Rio de Janeiro, 05 de julho de 2023.

A Papelaria tem um Café ou o Café tem uma Papelaria, tanto faz. Estão juntos, um sempre me leva ao outro.

Sento-me à mesa ao lado da vitrine. Atrás da transparência, a profusão de cores lembra fogos de artifício sem fogo e barulho. A explosão silenciosa espalha o arco-íris feito de canetas, lápis, papéis e enfeites. No meio do mosaico que vejo em movimento como se através de um caleidoscópio, algo quase sem cor rouba meus olhos. Os reflexos no vidro me confundem. Sim, é ela! Ainda existe! Está quieta, repousa no veludo vestida de preto e dourado à espera de um dono. Sem se mexer me empurra para mais de meio século atrás.

No Curso Primário havia um ano em que passávamos da escrita com lápis para o uso da caneta, uma epifania, quase alforria para a adolescência. À noite meu pai chegou, embrulho na mão, presente com laço de fita: “Para você”. Desfiz o laço e abri com cuidado, sem ver os olhos dele e de minha mãe pregados em mim à espera da reação. Estojo lindo, conjunto completo, um trio. A gordinha era tinteiro; a elegante do meio, esferográfica; a terceira – mais fina -, uma lapiseira.
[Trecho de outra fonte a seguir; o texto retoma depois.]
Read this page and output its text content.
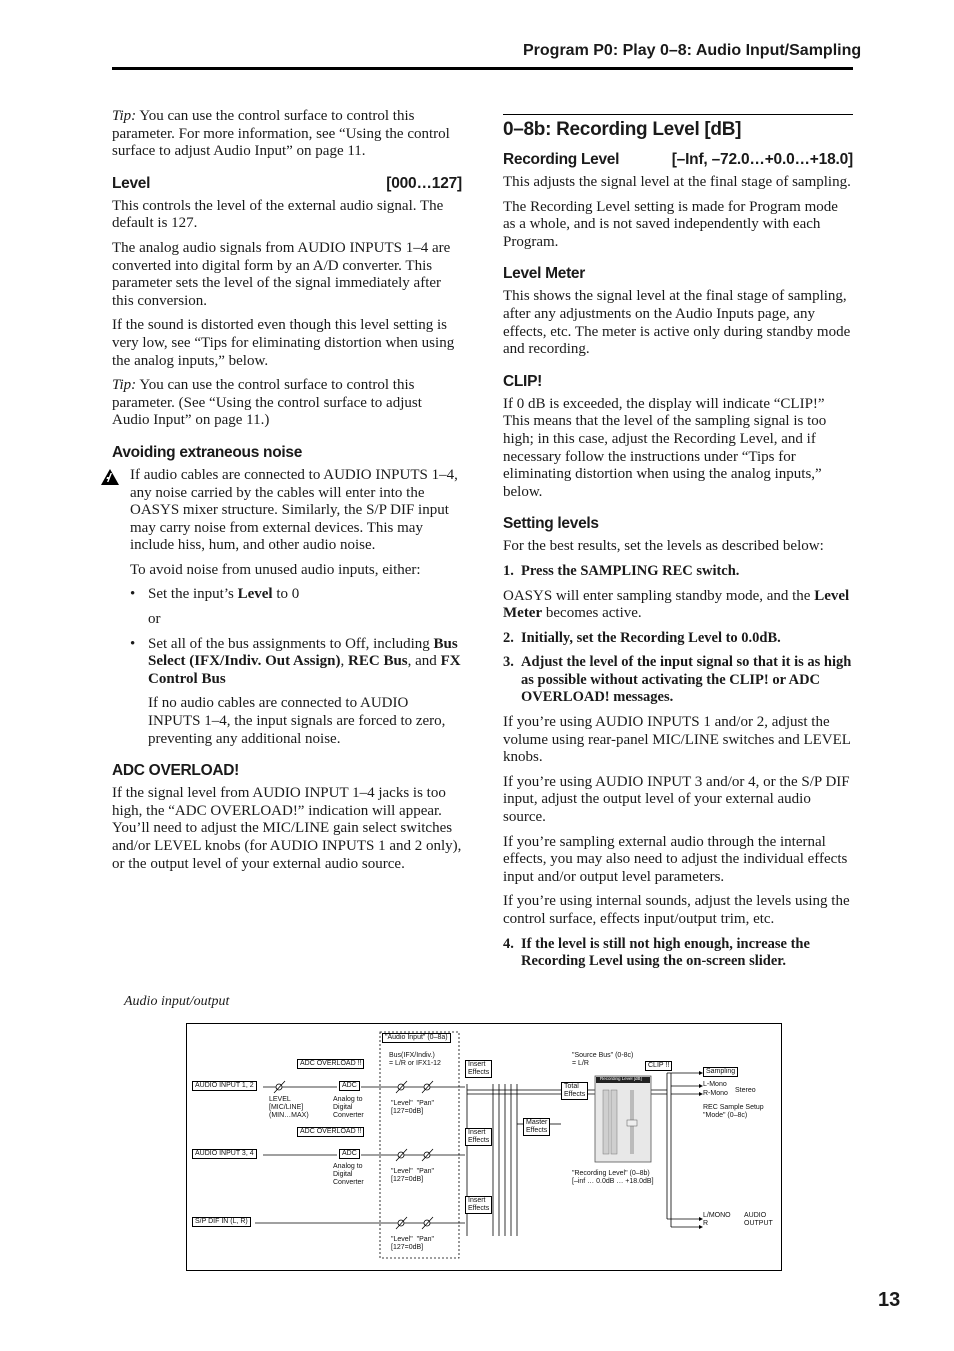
Program P0: Play 0–8: Audio Input/Sampling

Tip: You can use the control surface to control this parameter. For more information, see “Using the control surface to adjust Audio Input” on page 11.

Level	[000…127]

This controls the level of the external audio signal. The default is 127.

The analog audio signals from AUDIO INPUTS 1–4 are converted into digital form by an A/D converter. This parameter sets the level of the signal immediately after this conversion.

If the sound is distorted even though this level setting is very low, see “Tips for eliminating distortion when using the analog inputs,” below.

Tip: You can use the control surface to control this parameter. (See “Using the control surface to adjust Audio Input” on page 11.)

Avoiding extraneous noise

If audio cables are connected to AUDIO INPUTS 1–4, any noise carried by the cables will enter into the OASYS mixer structure. Similarly, the S/P DIF input may carry noise from external devices. This may include hiss, hum, and other audio noise.

To avoid noise from unused audio inputs, either:

• Set the input’s Level to 0

or

• Set all of the bus assignments to Off, including Bus Select (IFX/Indiv. Out Assign), REC Bus, and FX Control Bus

If no audio cables are connected to AUDIO INPUTS 1–4, the input signals are forced to zero, preventing any additional noise.

ADC OVERLOAD!

If the signal level from AUDIO INPUT 1–4 jacks is too high, the “ADC OVERLOAD!” indication will appear. You’ll need to adjust the MIC/LINE gain select switches and/or LEVEL knobs (for AUDIO INPUTS 1 and 2 only), or the output level of your external audio source.

0–8b: Recording Level [dB]
Recording Level	[–Inf, –72.0…+0.0…+18.0]

This adjusts the signal level at the final stage of sampling.

The Recording Level setting is made for Program mode as a whole, and is not saved independently with each Program.

Level Meter

This shows the signal level at the final stage of sampling, after any adjustments on the Audio Inputs page, any effects, etc. The meter is active only during standby mode and recording.

CLIP!

If 0 dB is exceeded, the display will indicate “CLIP!” This means that the level of the sampling signal is too high; in this case, adjust the Recording Level, and if necessary follow the instructions under “Tips for eliminating distortion when using the analog inputs,” below.

Setting levels

For the best results, set the levels as described below:

1. Press the SAMPLING REC switch.

OASYS will enter sampling standby mode, and the Level Meter becomes active.

2. Initially, set the Recording Level to 0.0dB.
3. Adjust the level of the input signal so that it is as high as possible without activating the CLIP! or ADC OVERLOAD! messages.

If you’re using AUDIO INPUTS 1 and/or 2, adjust the volume using rear-panel MIC/LINE switches and LEVEL knobs.

If you’re using AUDIO INPUT 3 and/or 4, or the S/P DIF input, adjust the output level of your external audio source.

If you’re sampling external audio through the internal effects, you may also need to adjust the individual effects input and/or output level parameters.

If you’re using internal sounds, adjust the levels using the control surface, effects input/output trim, etc.

4. If the level is still not high enough, increase the Recording Level using the on-screen slider.
Audio input/output
Recording Level [dB]
"Audio Input" (0–8a)
Bus(IFX/Indiv.)
= L/R or IFX1-12
ADC OVERLOAD !!
ADC OVERLOAD !!
AUDIO INPUT 1, 2
AUDIO INPUT 3, 4
S/P DIF IN (L, R)
ADC
ADC
Analog to
Digital
Converter
Analog to
Digital
Converter
LEVEL
[MIC/LINE]
(MIN…MAX)
"Level"  "Pan"
[127=0dB]
"Level"  "Pan"
[127=0dB]
"Level"  "Pan"
[127=0dB]
Insert
Effects
Insert
Effects
Insert
Effects
Master
Effects
Total
Effects
"Source Bus" (0-8c)
= L/R	CLIP !!
"Recording Level" (0–8b)
[–inf … 0.0dB … +18.0dB]
Sampling
L-Mono
R-Mono Stereo
REC Sample Setup
"Mode" (0–8c)
L/MONO
R
AUDIO
OUTPUT
13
Todas verde-escuro, detalhes cor-de-prata. Todas com meu nome gravado. Perdi a respiração.

Levei o estojo para o colégio depois de ouvir muitas recomendações. Havia orgulho misturado com o medo de perder a preciosidade. Pus a primeira em ação. Que decepção! O que escrevia eu própria borrava de imediato. Claro, canhota que sou, a mão esquerda passava por cima das letras e arrastava o azul-royal lavável para a direita, pintura em vez de escrita.

Depois do choque, a solução. Desentortei a mão, adaptação darwiniana para manter meu presente em uso e sobreviver às piadas dos amiguinhos. Ainda tenho a gorducha e a lapiseira. A esferográfica bateu as asas pela mão de alguém que também por ela se apaixonou. Foi surrupiada.

Ainda ouço – “Curioso, você é canhota e não escreve com a mão torta”. O motivo foi o meu amor pela Parker 61, nascido nos idos de 1962.